Das alte Landleben


Das alte Landleben war körperlich sehr hart. Deshalb ist es heute beinahe feststehende Redensart geworden, sich für die vermeintlichen Vorzüge dieser ´Guten alten Zeit´ zu bedanken. Man will ihre Überbleibsel wohl in Museen, historischen Umzügen o.ä. in gebührender Entfernung an sich vorbeiziehen lassen, begleitet wohl von dem klammheimlichen Gefühl, dass wir es doch so herrlich weit gebracht haben, aber bitte auf keinen Fall: Diese Zeit ´zurück´.

Diese Ansicht unterstellt tatsächlich, die äußeren Unzulänglichkeiten und Widrigkeiten seien Ursache für die innere Heimeligkeit, die größere innere Tiefe jener Zeit. Diese konnte ja nur aus den nach heutigen Maßstäben knapp bemessenen Frei- und Ruhezeiten heraus aufleben. Um wie viel mehr müsste dann unsere Zeit vor Tiefen des Erlebens und der Freudigkeit überquellen?
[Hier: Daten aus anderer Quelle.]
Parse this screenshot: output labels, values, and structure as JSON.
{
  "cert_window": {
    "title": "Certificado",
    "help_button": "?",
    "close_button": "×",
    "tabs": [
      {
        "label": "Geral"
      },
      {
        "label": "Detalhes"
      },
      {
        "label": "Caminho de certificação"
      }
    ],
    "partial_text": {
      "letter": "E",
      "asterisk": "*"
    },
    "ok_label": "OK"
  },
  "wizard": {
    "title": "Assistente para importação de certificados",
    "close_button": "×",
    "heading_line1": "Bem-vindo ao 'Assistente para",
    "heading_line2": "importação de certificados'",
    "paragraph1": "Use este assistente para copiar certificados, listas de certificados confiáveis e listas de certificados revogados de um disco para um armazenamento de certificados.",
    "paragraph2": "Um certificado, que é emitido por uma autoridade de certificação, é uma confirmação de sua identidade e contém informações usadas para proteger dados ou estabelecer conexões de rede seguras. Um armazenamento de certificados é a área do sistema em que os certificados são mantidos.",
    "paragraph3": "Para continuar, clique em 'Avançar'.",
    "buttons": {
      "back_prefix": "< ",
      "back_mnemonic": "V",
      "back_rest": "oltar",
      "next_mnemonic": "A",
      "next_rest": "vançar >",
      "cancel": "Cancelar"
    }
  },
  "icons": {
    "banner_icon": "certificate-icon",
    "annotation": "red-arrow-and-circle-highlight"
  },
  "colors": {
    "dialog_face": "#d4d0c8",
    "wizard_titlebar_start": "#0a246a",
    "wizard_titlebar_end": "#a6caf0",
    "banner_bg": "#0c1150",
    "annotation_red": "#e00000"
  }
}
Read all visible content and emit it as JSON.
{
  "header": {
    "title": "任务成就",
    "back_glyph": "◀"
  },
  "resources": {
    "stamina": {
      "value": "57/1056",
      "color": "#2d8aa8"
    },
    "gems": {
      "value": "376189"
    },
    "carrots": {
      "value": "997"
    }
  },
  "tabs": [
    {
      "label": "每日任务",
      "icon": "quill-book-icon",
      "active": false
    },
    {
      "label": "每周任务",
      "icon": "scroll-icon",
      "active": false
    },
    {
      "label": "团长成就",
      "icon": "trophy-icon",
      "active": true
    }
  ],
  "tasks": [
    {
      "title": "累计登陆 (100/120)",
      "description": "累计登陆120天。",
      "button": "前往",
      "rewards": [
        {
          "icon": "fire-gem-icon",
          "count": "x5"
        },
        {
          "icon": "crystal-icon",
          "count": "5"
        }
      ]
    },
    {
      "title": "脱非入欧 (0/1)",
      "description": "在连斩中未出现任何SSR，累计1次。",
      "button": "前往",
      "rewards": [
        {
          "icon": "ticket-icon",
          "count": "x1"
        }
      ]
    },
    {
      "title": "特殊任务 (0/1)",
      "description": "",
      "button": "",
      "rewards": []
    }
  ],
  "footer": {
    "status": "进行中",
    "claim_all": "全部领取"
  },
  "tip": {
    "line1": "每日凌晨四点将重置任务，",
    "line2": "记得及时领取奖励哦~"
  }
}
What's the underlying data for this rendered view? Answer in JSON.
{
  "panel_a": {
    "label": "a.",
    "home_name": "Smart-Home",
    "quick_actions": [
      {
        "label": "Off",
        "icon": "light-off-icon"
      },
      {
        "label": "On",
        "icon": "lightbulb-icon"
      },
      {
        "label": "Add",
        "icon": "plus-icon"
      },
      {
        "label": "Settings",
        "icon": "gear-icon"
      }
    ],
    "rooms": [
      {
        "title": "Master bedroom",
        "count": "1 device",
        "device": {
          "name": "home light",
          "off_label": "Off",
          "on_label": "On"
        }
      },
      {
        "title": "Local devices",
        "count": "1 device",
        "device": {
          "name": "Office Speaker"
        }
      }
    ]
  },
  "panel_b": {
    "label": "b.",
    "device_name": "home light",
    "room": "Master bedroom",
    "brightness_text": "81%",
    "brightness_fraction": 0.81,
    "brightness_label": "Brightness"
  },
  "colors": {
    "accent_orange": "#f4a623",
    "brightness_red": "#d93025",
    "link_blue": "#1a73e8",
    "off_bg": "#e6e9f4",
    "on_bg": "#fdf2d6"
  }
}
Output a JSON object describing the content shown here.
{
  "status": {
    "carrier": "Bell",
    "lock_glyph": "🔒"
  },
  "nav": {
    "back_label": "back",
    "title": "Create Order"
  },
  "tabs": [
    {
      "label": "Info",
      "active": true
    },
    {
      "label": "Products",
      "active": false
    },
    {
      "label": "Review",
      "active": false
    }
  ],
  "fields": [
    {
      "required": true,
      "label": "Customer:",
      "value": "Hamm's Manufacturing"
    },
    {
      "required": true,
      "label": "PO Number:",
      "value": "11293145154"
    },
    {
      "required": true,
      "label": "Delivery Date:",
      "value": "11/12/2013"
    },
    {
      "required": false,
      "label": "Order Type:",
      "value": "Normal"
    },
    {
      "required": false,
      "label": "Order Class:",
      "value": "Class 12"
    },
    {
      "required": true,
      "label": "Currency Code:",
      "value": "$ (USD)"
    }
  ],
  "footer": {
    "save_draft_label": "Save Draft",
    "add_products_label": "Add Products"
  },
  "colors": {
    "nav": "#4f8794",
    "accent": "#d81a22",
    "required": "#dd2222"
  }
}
Ist es nicht vielmehr so, dass wir heute überhaupt keine ´freie´ Zeit in dem damaligen Sinne mehr kennen, weil wir sie, unerklärlich beflissen, mit verschiedenen Reizen und unendlich angestrengten Verrichtungen anderer Art vollgestopft haben, vielleicht um den in die Tiefe gehenden Fragen auszuweichen?

Das alte Landleben war nicht nur das Beieinander von äußeren Arbeitsgegenständen, Einrichtungen, Methoden, Daseinsbedingungen und wiederholten Vorkehrungen. Man war dem Unendlichen näher. Diesseitigkeit und Jenseitigkeit waren sich näher, ja zum Teil unmittelbar ineinander verwoben. Nicht in erster Linie geistig-distanziert, sondern seelisch unmittelbar und wirklich. Die existenzielle Unmittelbarkeit der Daseinsvorsorge verlieh jeder menschlichen Arbeit jenseits seiner Härte einen unüberbietbaren Sinn, einen Sinn, der aber dadurch erst seinen vollen Wert erhielt, dass er für jeden Einzelnen existenziell auf die überirdische Dimension ausging. Die vermeintliche Beschränkung und Unzulänglichkeit erhält dadurch einen ganz anderen Wert: man ist schneller bei den wirklich wichtigen Gedanken und Fragen. Keineswegs war es auf diese Weise so, dass diese Welt absolut einfach und beschränkt, dass ´alles fertig´ war: "Ich habe als Kind oft schlichte Bauersleute beisammensitzen sehen, wie sie sich unterhielten über die Sternenwelt, über physikalische Probleme, über das Fortleben im Jenseits, über eschatologische Dinge, über die Schöpfungsgeschichte, über Darwinismus... Solche Gespräche ergaben sich zwanglos am Herdfeuer, in der Stube oder im Wirtshaus. Wenngleich die Unterhaltung gewöhnlich nur von zweien oder dreien bestritten wurde, so hörte doch zuweilen ein ganzer Kreis mit ernster Aufmerksamkeit zu" (Martha BRINGEMEIER, Gemeinschaft und Volkslied, 1931). Gesichert war wohl die große Antwort, aber man konnte sie der Sache nach wegen der ins Jenseitige weisenden Erhabenheit nicht direkt einsehen...

Es kommt also im ganzen nicht nur nicht darauf an, diese Welt in erhaltenen Äußerlichkeiten zu kopieren, sondern der besonderen Atmosphäre auf die Spur zu kommen, die uns heute nicht mehr aufgehen will. Und doch haben wir offenbar eine noch nicht versiegte Ader für das,, was diese Welt innerlich auszumachen scheint und so vielleicht auf etwas frei-natürliches Menschliches verweist.

Wichtig ist: Sich einlassen auf, nicht auf ein fertiges Programm, ein ´Angebot´, sondern sich Einlassen auf etwas Unbekannt-Bekanntes, um.... Das Unbekannt in der konkrete Alltagsverlauf, das Bekannt ist das, was in uns ewig das Eigenste und Menschlichste, das Natürlichste und das Freieste ist..., was aber wohl nicht wie ein ´Etwas´ zu haben ist, sondern über ein Ahnen und Bedeuten erschlossen werden kann.